How pious is your presidential candidate?
Once again, we have to do this loathsome exercise of discovery to determine just how pious ” or not ” our would-be presidents are.
Prodded with cues, we will hear about their church-going, their nightly prayer to Jesus, their long-time belief in this magical being or mysterious event that is the cornerstone of their religion. And, presumably, we will be led to infer something about said aspirant’s “moral fiber” by how they choose to interpret and follow the myths and characters from ancient books.
In the past, a presidential aspirant’s religious beliefs didn’t matter all that much. Thomas Jefferson, to use one example, was a deist, a quasi-Christian who didn’t believe in the divinity of Jesus. Madison and Monroe were also suspected deists who didn’t believe in supernatural beings ” although they were Episcopalians on the surface. There are whole books and sections of the Web devoted to presidents and their religion, all of which can only beg the question: Why?
The role of a president is that of a commander-in-chief of a nation, the main tenets of which include religious freedom and the separation of church and state. The U.S. president needs to know (or at least affect knowledge of) everything from military and economic matters to global geopolitics and the names of most members of Congress.
When faced with the “3 a.m. phone call” or tough decisions about trade or foreign policy, it’s hard to imagine how adherence to a set of myths (regardless of how true you believe them to be) is going to help. In assessing the qualifications of a president, I’m much more likely to pick the one who says the least about religion.
Once again, that’s tough to do this year. John McCain recently sought and embraced the endorsement of a nutbag named John Hagee. This anti-Semitic, anti-Catholic pastor can be seen in a great YouTube video going over an illustration of “the beast” (which I think represents something bad) as if it were a diagram of an atom. He believes Katrina destroyed New Orleans because of a gay-pride march, and that the Pope is the “anti-Christ.”
Barack Obama has been linked, albeit tenuously, to another nutbag anti-Semitic preacher, Louis Farrakhan. The candidate peppers his conversations with references to Jesus, recently invoking the Sermon on the Mount to suggest civil unions would be endorsed by the Christian prophet (evoking rage from the moral ministers on the right which, in turn, caused great mirth from gays and atheists). Hillary is perhaps the most vocal about her religion, rarely passing up a chance to invoke the name of Jesus to either slam Republicans or burnish her own moral credentials.
So, how much does this all matter to voters? Probably a fair amount for Bible Belters and members of the religious right. But if a recent Pew Center poll on religion is any indication, Americans are growing increasingly indifferent to religion ” especially to the particular brand practiced by their parents. One in four Americans between 18 and 29 reports being unaffiliated, and one in five men report no affiliation whatsoever. The atheist/agnostic count stands at only 4 percent, but my guess is it would be higher if all those unaffiliateds weren’t hedging their bets.

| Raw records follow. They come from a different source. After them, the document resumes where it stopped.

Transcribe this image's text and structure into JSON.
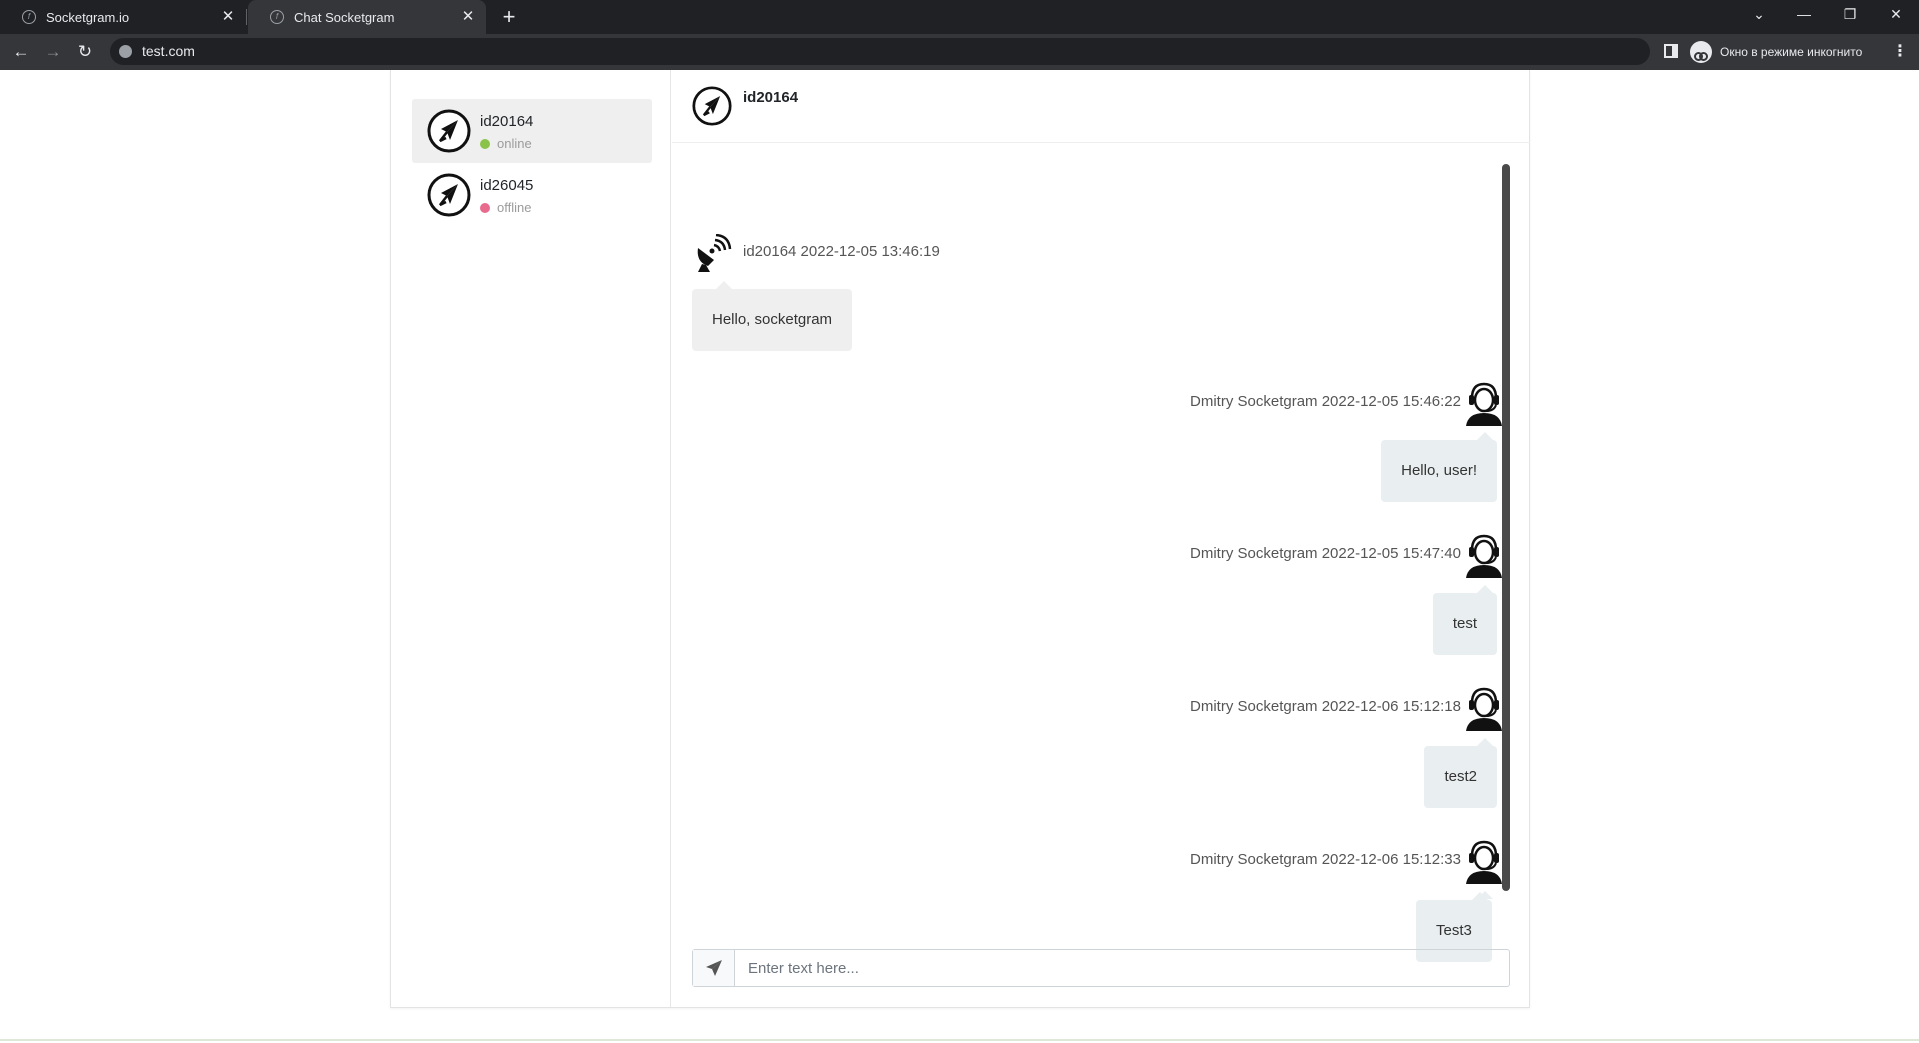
{
  "browser": {
    "tabs": [
      {
        "title": "Socketgram.io",
        "active": false
      },
      {
        "title": "Chat Socketgram",
        "active": true
      }
    ],
    "url": "test.com",
    "profile_label": "Окно в режиме инкогнито"
  },
  "sidebar": {
    "contacts": [
      {
        "name": "id20164",
        "status": "online",
        "status_color": "#8bc34a",
        "active": true
      },
      {
        "name": "id26045",
        "status": "offline",
        "status_color": "#e86a8d",
        "active": false
      }
    ]
  },
  "chat": {
    "header_name": "id20164",
    "messages": [
      {
        "direction": "in",
        "meta": "id20164 2022-12-05 13:46:19",
        "text": "Hello, socketgram",
        "icon": "satellite-dish-icon"
      },
      {
        "direction": "out",
        "meta": "Dmitry Socketgram 2022-12-05 15:46:22",
        "text": "Hello, user!",
        "icon": "support-agent-icon"
      },
      {
        "direction": "out",
        "meta": "Dmitry Socketgram 2022-12-05 15:47:40",
        "text": "test",
        "icon": "support-agent-icon"
      },
      {
        "direction": "out",
        "meta": "Dmitry Socketgram 2022-12-06 15:12:18",
        "text": "test2",
        "icon": "support-agent-icon"
      },
      {
        "direction": "out",
        "meta": "Dmitry Socketgram 2022-12-06 15:12:33",
        "text": "Test3",
        "icon": "support-agent-icon"
      }
    ],
    "input_placeholder": "Enter text here..."
  },
  "colors": {
    "chrome_dark": "#202124",
    "chrome_toolbar": "#35363a",
    "bubble_in": "#efefef",
    "bubble_out": "#e9eef0"
  }
}
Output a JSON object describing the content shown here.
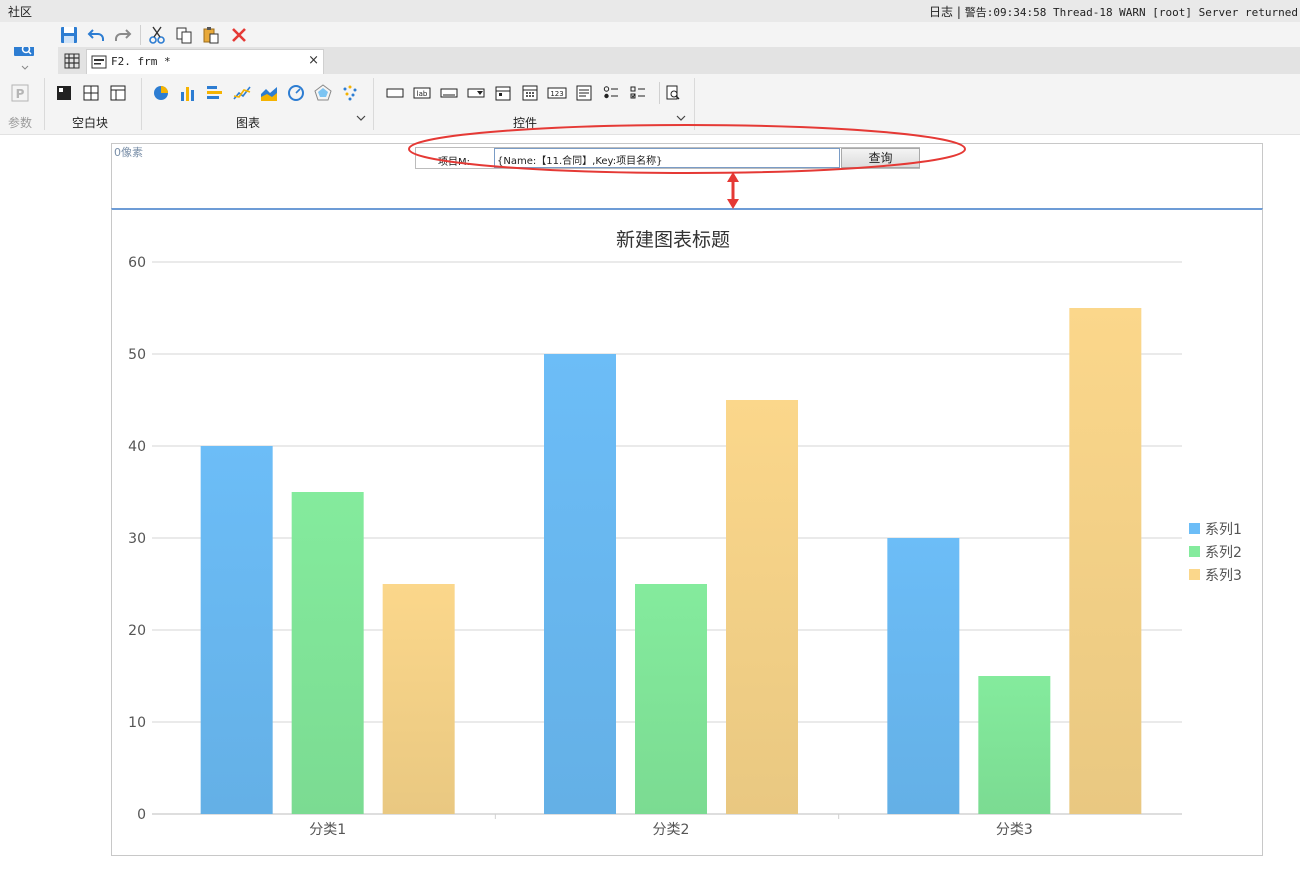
{
  "menubar": {
    "community": "社区",
    "log": "日志",
    "separator": "|",
    "warning": "警告:09:34:58 Thread-18 WARN [root] Server returned"
  },
  "toolbar": {
    "icons": [
      "save-icon",
      "undo-icon",
      "redo-icon",
      "cut-icon",
      "copy-icon",
      "paste-icon",
      "delete-icon"
    ]
  },
  "tabs": {
    "active_label": "F2. frm *",
    "close": "×"
  },
  "ribbon": {
    "param_label": "参数",
    "blank_block_label": "空白块",
    "chart_label": "图表",
    "controls_label": "控件",
    "control_icon_texts": {
      "lab": "lab",
      "num": "123"
    }
  },
  "canvas": {
    "pixel_label": "0像素",
    "param": {
      "label": "项目M:",
      "value": "{Name:【11.合同】,Key:项目名称}",
      "query_button": "查询"
    }
  },
  "colors": {
    "series1": "#6cbdf7",
    "series2": "#84eb9d",
    "series3": "#fbd78b",
    "annotation": "#e53935",
    "chart_top_border": "#6d9cd6"
  },
  "chart_data": {
    "type": "bar",
    "title": "新建图表标题",
    "categories": [
      "分类1",
      "分类2",
      "分类3"
    ],
    "series": [
      {
        "name": "系列1",
        "values": [
          40,
          50,
          30
        ]
      },
      {
        "name": "系列2",
        "values": [
          35,
          25,
          15
        ]
      },
      {
        "name": "系列3",
        "values": [
          25,
          45,
          55
        ]
      }
    ],
    "ylim": [
      0,
      60
    ],
    "yticks": [
      0,
      10,
      20,
      30,
      40,
      50,
      60
    ],
    "grid": true,
    "legend": "right"
  }
}
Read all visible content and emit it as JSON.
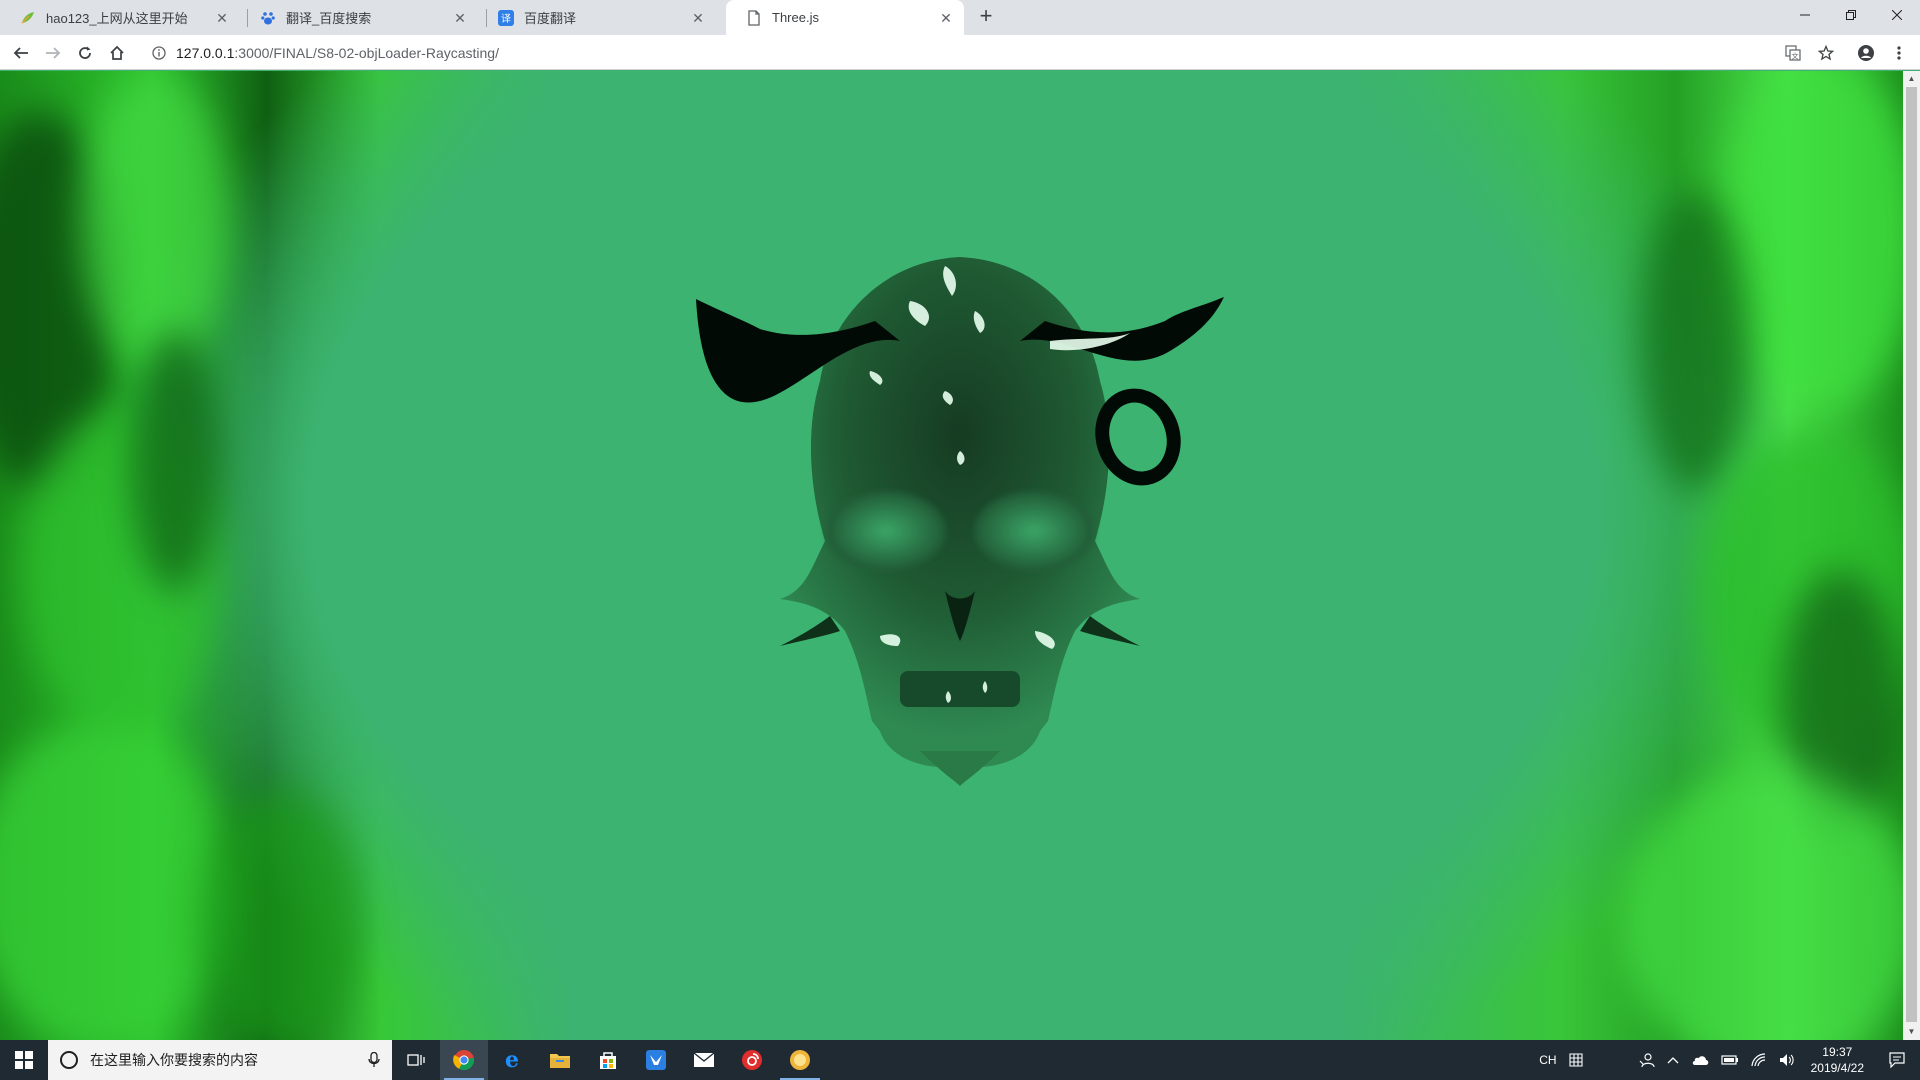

Those with naturalistic worldviews, who view the separation of church and state very seriously, have had a bad eight years under Bush. It’s terrifying to know we have a commander-in-chief who thinks events in the Middle East are shaped by biblical passages, or who sees nothing wrong in diverting federal funds to religious organizations of all sorts. One can only hope that the pious pronouncements we hear from McCain, Obama and Clinton right now will not rise to the fore during their presidency, and that the movement away from Big Religion by Americans will, in the future, further dilute the power of gods and myths in the executive branch.
There’s simply no place for it there.